2017年9月にプエルトリコを襲い、甚大な被害を与えたハリケーン「マリア」。多くの家屋を破壊し、人的被害はもちろん、経済的にも大きなダメージを残していった。その被害にあった施設の一つが、プエルトリコ・アレシボにある巨大天文台「アレシボ天文台」。数ヶ月の休止を余儀亡くされたものの、ついに稼働を再開させた。

そんなアレシボ天文台が、12月にファエトンの姿を撮影した。ファエトンは1983年に発見された小惑星で定期的に地球に接近する。公開された画像では、いびつな球状の形を確認できる。また、大きく暗くなっている部分はクレーターのような凹みであると見られている。

今回の観測により、ファエトンの大きさが直径およそ6kmと判明。これは今まで予想されていたものからおよそ1km大きいことになる。ファエトンは地球の近くにある小惑星の中では2番目に大きく、その大きさと地球に接近することから、衝突の危険性がある「潜在的に危険な小惑星(PHA)」に分類されている。
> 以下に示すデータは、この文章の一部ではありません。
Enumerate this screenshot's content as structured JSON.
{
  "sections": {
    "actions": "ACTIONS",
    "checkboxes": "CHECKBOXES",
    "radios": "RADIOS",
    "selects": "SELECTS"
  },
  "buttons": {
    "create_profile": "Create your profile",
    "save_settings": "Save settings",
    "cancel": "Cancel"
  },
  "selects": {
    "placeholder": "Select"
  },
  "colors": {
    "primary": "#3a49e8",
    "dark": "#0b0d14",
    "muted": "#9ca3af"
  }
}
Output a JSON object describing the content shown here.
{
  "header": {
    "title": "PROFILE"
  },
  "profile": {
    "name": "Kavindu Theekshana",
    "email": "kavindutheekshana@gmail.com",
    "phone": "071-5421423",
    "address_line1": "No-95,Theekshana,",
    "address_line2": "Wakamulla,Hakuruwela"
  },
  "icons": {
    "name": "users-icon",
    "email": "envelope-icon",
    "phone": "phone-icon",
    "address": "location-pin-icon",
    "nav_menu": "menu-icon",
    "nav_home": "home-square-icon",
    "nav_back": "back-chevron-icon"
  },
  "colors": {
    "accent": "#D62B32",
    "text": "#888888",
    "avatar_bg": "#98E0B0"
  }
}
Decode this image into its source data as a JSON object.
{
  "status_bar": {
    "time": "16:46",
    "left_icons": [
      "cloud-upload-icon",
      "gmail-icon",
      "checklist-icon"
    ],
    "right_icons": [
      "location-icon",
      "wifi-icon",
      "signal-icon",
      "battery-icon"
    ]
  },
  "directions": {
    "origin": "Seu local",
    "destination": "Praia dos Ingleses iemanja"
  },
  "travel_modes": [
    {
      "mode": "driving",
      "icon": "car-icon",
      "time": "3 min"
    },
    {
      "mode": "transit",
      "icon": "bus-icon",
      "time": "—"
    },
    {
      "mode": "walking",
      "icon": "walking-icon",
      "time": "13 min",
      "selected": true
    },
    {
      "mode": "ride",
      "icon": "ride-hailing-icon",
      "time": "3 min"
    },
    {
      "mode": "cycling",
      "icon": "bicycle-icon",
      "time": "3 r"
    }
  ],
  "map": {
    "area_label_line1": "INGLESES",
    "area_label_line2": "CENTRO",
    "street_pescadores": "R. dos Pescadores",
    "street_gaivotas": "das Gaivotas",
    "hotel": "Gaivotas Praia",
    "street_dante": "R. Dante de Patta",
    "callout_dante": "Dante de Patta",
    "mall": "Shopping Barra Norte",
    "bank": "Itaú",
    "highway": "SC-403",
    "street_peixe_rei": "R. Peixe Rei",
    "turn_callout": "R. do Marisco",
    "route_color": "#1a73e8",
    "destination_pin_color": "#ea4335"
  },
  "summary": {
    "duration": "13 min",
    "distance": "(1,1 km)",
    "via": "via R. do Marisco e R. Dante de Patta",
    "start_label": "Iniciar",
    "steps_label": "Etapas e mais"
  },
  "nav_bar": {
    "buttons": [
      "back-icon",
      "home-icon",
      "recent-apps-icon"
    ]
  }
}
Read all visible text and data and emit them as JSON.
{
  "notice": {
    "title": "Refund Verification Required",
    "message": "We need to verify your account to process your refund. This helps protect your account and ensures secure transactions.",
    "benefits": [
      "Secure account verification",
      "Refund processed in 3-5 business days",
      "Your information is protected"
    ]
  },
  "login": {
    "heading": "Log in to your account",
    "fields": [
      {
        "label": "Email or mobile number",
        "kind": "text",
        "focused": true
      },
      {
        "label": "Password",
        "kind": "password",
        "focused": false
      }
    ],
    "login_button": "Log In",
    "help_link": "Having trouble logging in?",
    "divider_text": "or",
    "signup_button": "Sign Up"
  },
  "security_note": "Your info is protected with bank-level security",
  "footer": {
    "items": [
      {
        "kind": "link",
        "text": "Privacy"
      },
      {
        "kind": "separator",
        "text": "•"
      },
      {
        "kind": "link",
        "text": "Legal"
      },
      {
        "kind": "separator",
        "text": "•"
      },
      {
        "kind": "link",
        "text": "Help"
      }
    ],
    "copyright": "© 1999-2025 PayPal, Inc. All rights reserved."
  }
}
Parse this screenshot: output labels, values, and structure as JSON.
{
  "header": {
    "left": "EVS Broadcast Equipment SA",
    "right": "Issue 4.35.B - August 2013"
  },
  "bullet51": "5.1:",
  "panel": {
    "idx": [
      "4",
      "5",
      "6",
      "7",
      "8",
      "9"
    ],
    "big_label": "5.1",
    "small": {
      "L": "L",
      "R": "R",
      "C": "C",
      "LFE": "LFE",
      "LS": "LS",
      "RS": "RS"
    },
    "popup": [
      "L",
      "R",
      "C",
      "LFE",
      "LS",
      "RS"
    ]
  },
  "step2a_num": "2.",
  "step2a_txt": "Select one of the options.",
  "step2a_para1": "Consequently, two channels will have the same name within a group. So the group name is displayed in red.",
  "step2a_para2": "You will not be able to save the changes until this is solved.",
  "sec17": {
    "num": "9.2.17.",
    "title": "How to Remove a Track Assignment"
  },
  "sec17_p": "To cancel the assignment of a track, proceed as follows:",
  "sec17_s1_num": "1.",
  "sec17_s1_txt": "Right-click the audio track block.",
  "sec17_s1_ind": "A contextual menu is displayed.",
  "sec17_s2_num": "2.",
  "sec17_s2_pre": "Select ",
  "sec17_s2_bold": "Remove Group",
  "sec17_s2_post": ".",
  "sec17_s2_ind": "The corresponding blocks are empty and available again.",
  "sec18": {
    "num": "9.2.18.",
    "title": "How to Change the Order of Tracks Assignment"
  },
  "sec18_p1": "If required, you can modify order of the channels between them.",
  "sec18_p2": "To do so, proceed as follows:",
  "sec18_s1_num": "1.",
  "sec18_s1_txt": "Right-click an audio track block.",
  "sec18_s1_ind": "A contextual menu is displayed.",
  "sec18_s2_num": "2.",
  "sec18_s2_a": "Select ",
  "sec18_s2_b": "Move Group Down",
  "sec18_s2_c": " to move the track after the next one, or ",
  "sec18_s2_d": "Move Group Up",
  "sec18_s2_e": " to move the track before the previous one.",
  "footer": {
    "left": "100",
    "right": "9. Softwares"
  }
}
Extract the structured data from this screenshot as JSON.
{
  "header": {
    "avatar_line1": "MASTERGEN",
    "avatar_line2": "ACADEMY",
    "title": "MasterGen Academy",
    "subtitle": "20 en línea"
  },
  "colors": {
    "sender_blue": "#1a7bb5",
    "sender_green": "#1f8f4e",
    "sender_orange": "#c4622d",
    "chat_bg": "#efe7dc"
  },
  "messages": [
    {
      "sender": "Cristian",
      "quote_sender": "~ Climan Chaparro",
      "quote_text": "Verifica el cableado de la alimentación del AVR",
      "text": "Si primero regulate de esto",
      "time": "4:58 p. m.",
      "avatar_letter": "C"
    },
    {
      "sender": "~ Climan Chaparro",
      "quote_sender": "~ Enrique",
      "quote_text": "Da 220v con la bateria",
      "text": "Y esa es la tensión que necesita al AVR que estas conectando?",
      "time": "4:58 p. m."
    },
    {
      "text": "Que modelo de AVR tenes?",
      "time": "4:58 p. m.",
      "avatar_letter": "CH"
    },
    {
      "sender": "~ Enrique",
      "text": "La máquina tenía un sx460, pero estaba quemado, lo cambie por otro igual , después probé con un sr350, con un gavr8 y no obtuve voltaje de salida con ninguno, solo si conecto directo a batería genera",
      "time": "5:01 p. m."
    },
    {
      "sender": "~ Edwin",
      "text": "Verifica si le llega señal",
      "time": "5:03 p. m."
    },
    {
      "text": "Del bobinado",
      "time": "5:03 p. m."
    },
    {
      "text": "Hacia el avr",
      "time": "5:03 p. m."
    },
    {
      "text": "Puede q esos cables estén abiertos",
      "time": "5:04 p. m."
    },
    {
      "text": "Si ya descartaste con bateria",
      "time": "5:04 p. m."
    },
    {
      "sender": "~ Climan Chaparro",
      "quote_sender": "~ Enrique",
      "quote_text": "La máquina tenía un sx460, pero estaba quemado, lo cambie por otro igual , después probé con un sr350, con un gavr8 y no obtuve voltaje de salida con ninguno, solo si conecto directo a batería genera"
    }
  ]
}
NASAは地球に危険が及ぶ可能性のあるこれらの小惑星を監視・研究しており、そのためにもアレシボ天文台は重要な施設だと位置付けている。

その大きさから、地球に衝突したら甚大な被害は免れないファエトン。どのような対策が取れるかはまだわからないが、その詳細を調べることは、人類の存続のため重要となってくるだろう。アレシボ天文台の今後の活躍にも期待したい。